Мы на несколько мгновений затаились, а потом опять кинулись в объятия друг другу.

– Что ты все это время делала? – спросил я, переводя дух.

– Ходила, как сонная или загипнотизированная. Мать хотела меня уже у больницу везти. Ела через силу, чтоб ее успокоить. Все вспоминала, как мы целовались в коридоре. Как я не вспомнила, что там была одна пустая комната? Ругала себя на чем свет стоит. Забыла, оттого что вина тоже выпила. А ты? Помнил меня?

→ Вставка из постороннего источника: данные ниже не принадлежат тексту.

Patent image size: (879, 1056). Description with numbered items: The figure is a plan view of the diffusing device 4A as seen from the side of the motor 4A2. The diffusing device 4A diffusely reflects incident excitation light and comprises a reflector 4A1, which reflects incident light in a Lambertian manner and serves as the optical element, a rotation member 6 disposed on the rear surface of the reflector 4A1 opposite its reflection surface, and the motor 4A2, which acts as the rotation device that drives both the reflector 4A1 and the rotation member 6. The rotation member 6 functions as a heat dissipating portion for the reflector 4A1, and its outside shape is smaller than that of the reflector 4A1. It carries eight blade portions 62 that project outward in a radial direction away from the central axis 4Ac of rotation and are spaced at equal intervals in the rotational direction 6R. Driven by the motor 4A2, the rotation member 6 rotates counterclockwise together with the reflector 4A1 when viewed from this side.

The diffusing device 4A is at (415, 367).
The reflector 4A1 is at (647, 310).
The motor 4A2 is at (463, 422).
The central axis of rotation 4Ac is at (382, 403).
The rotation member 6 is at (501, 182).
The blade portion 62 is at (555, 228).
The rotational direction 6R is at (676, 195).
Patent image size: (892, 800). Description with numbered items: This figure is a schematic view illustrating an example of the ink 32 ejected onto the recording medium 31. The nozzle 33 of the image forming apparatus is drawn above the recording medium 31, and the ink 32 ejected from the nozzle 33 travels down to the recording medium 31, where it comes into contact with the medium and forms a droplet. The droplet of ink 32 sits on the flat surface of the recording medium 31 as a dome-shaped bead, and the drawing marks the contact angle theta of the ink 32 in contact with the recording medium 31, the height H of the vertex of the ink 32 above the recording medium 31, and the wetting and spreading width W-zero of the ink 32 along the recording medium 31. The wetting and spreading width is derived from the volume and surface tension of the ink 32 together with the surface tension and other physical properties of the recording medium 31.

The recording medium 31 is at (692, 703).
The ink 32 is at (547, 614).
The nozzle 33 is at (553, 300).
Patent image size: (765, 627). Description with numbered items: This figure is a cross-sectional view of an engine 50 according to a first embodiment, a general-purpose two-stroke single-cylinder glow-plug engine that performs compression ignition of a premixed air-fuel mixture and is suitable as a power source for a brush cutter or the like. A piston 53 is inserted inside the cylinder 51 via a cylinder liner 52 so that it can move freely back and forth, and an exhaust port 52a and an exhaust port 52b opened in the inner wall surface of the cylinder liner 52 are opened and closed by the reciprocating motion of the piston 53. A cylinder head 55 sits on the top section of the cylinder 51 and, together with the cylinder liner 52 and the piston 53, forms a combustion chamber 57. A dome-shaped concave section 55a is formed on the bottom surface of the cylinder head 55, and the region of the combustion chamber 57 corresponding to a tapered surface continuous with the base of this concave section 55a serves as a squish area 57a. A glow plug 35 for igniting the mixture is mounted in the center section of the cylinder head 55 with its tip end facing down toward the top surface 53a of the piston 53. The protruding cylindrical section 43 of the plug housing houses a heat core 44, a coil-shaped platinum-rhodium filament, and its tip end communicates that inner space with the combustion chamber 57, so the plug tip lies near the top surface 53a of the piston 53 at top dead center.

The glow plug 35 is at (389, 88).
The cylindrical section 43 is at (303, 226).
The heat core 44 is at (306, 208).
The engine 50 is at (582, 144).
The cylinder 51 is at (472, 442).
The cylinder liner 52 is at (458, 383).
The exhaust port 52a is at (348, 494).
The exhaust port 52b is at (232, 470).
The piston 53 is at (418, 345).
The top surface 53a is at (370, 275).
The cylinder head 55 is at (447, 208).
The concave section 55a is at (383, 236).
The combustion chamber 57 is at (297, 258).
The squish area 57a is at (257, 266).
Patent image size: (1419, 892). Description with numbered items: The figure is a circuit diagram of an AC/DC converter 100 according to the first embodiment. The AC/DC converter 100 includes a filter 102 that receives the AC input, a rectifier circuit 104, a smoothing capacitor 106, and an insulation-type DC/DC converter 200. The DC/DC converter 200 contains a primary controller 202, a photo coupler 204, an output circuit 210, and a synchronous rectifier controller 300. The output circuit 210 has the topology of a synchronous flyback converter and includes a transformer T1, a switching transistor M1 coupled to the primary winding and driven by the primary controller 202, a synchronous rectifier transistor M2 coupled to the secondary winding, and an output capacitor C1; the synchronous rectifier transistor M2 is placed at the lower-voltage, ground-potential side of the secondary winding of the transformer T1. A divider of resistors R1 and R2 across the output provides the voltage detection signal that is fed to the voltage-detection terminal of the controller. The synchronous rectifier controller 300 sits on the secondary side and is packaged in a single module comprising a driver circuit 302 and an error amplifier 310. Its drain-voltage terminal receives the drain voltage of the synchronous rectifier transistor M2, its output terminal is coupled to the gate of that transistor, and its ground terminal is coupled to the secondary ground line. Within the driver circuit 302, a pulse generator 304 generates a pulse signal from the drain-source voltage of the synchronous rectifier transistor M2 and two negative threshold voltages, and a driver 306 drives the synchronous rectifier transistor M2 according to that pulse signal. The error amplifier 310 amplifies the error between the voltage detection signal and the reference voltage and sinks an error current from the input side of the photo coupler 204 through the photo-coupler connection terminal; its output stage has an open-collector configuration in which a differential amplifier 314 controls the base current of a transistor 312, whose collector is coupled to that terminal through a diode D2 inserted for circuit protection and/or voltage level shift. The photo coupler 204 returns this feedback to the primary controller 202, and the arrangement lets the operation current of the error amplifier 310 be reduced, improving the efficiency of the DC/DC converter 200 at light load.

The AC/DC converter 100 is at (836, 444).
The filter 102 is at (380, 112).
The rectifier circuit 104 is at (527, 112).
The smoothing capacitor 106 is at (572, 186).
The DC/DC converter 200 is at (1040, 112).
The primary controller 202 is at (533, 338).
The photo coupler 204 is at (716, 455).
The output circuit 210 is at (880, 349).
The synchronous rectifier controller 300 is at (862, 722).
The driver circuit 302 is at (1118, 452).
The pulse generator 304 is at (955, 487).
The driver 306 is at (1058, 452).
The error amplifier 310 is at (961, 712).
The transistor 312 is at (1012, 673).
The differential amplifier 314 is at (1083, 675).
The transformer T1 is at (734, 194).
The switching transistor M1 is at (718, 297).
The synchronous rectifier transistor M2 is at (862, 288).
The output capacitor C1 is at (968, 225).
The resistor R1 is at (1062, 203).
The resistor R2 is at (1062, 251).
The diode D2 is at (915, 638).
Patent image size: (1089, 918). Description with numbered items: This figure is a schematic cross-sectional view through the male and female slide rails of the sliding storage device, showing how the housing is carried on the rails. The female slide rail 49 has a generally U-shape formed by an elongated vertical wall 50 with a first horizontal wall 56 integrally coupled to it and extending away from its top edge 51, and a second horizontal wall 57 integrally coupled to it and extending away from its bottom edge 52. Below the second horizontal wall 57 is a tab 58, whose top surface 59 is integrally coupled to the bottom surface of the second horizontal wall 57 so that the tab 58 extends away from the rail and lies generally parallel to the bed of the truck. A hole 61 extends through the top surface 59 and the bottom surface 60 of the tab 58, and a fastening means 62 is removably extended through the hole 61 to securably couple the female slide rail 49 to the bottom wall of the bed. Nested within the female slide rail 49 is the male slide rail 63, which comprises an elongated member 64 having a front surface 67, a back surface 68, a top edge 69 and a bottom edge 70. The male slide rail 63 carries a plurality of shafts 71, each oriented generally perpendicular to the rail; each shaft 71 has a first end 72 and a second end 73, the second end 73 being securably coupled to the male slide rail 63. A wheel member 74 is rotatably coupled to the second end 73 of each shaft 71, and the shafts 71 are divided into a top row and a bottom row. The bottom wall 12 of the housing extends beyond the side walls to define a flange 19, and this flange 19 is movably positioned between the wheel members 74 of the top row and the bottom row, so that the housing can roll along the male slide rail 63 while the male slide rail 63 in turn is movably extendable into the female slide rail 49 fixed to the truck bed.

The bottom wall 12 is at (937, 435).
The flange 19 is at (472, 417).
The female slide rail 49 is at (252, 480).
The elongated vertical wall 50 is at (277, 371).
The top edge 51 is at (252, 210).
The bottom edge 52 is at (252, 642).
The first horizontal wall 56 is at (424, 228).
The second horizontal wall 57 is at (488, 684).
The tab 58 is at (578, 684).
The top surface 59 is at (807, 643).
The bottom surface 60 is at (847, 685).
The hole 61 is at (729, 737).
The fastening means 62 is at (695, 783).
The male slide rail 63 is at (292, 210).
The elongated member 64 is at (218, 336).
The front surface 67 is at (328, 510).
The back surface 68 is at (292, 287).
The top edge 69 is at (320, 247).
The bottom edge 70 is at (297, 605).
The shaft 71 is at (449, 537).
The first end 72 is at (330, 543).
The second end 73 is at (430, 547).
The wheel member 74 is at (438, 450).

–Ты по ночам снилась мне. Раньше я спал без снов. Только недавно стал успокаиваться – и вот опять ты…

– Это плохо?

– Для солдата это плохо. Я опять не буду высыпаться.Хожу, как чумной, надо мной уже подсмеиваются: мол, поездка пошла не на пользу.

– А у тебя была девушка перед армией?

– Как тебе сказать: и была, и не была. Она не знала, что я в нее влюблен – мы просто дружили.  Перед призывом она заболела, и меня провожали соседки, одноклассницы. А у тебя?

– У меня тоже еще никого не было. Это я с виду такая смелая.Я только тебя нисколечко не боюсь. Я как увидела твои глаза, такие грустные, мечтательные, не такие, как у всех, так и втрескалась. И про сон свой вспомнила– я о нем тебе уже рассказывала.

Жужа немного помолчала, потом приложила палец к губам: –тсс!– и показала на дверь. Я понял. Выхожу. Близко никого. На улице май, солнышко уже припекает, в листве птицы снуют и перекликаются, воздух пахнет свежей зеленью, молодой травой, весело желтеют одуванчики. Дневальные, разморившись от весеннего тепла, увлеченно о чем-то беседуют между собой. Лейтенант сидит на лавочке, нервно курит; видно, думает о своем. Возвращаюсь в комнату.

– Все спокойно,– говорю я и предчувствую, что она выкинет сейчас какой-нибудь очередной фортель. Так и есть.

– Ты видел женскую грудь?– шепчет Жужа, как заговорщик.– Парни это очень любят. Хочешь, покажу?

Я не успел ответить, а она уже распахнула кофточку, платье– халатик, и обнажила увесистые, остроконечные грудки с темными кружками волос вокруг розоватых сосков.

– Поцелуй их,– попросила Жужа и вплотную подвинулась ко мне, поудобнее подставляя грудь.

Я сначала несмело взял в руку упругий ком, ощутив его сладкую тяжесть, потом второй, затем судорожно припал к теплому соску.

– Вот так, вот так,– жарко шептала Жужа, подняв голову и закрыв глаза.–  Видишь, мне для тебя ничего не жалко. Тебе хорошо?

– Да,– выдохнул я,– а тебе?– и не дожидаясь ответа, опять припал к розовым ее тычинкам.

– Мне хорошо, если тебе это нравится, – прерывисто сказала она, ероша мои волосы.– Ты … ты … такой ласковый … такой уютный … боже, я вся дрожу.

У меня тоже все дрожало и рвалось наружу. Скажи еще месяц назад, что я способен на такие подвиги, я бы только рассмеялся. И где?! На контрольно– пропускном пункте – святая– святых военной части. Ну и Жужа. Или она в самом деле наивная девчонка, или, наоборот, прожженная … Это сейчас я сказал бы наверняка, а тогда я тоже был, по существу, неоперившимся птенцом. Жужа это чувствовала женским своим нутром и потому была такой раскованной, откровенной и безбоязненной.

У меня все-таки хватало самообладания время от времени выглядывать наружу и оценивать обстановку. Несколько раз заходил к себе дежурный, мы издали слышали его шаги и чинно отодвигались, тихо беседуя. Когда он уходил, наши игры продолжались доизнеможения.

– Я тебе уже надоела, да?– через некоторое время, заглядывая мне в глаза, спросила Жужа, надеясь получить отрицательный ответ. Это в ней уже работало чисто женское.

– Ну что ты, Жужа– я, обессиленный, опустошенный, устало пытался ее опровергнуть.